The rank order of items varies across different metrics. Which metric should I use to report rank order?
The short answer is we recommend using Utility Scores for looking at the overall rank order of items. Without diving too far into the math, Utility Scores are preferred as they are the rawest form of the analysis and the data is normalized.
The baseline value of Preference Likelihood (#/screen) does not match the average of all PL values. Why is this, and what does this mean?
It has to do with the mathematical transformation of the raw utility scores that is being done to produce preference likelihood based on the number of items per screen. The short answer is it’s easier to move upward than downward in these calculations. When there is a clearer rank order and preference among the items, the average of these values will creep above the baseline value which is the theoretical preference likelihood, simply thought of as chance. If all items performed equally, the average of Preference Likelihood scores would more closely align with the baseline value.
Some items that perform below the baseline with Average-based PL (50% baseline) perform above the baseline with Preference Likelihood (#/screen).
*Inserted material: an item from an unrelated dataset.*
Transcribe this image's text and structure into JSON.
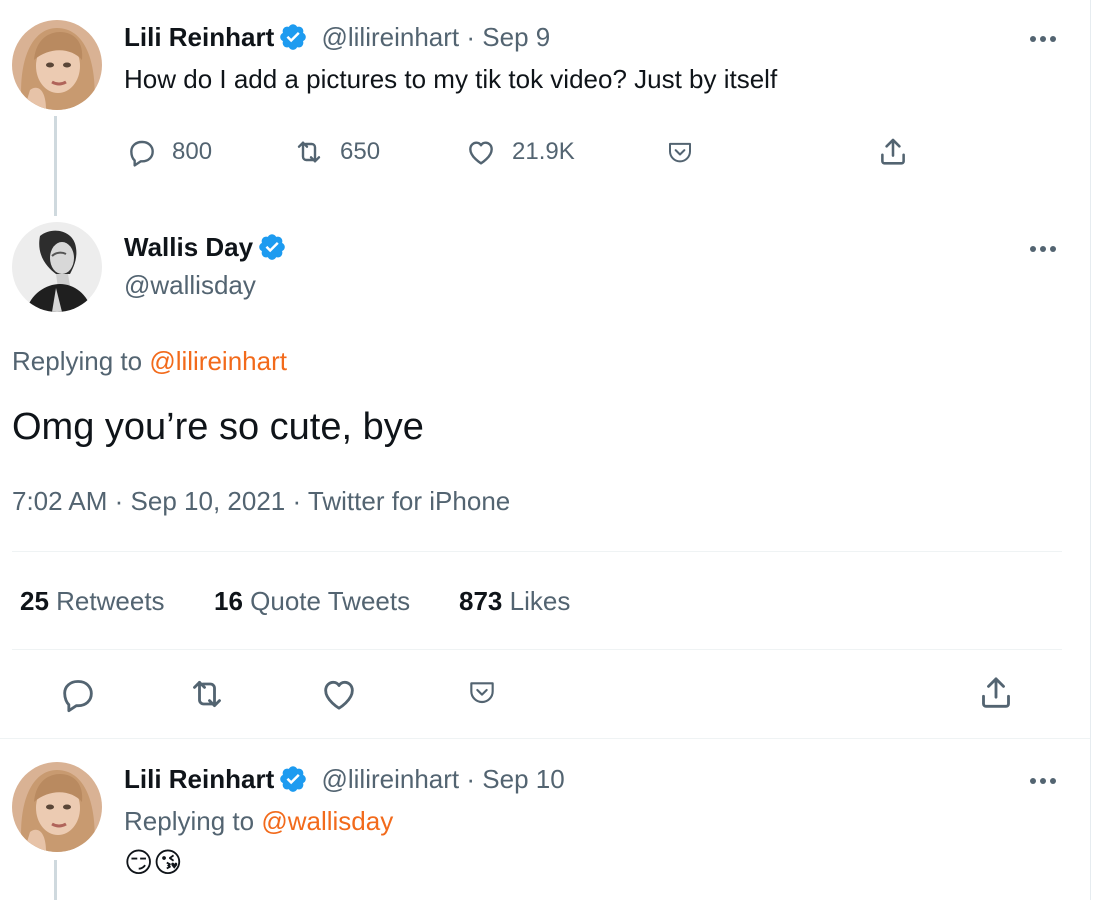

Why is this, and what does this mean?
As mentioned above, it is possible and likely for Preference Likelihood values based on the number of items per screen in the MaxDiff exercise to creep above the theoretical average and thus each item can move up a little. This isn’t an effect observed with Average-based PL (50% baseline), going back to the mathematical simplicity of this metric. Since these two behave slightly differently with regard to the baseline, it isn’t fair to compare how items perform against the benchmark under different scenarios. For those wanting to understand pure above-average and below-average performers, we recommend looking at the Utility Scores (positive values = above average, negative values = below average, values tightly around 0 are about average).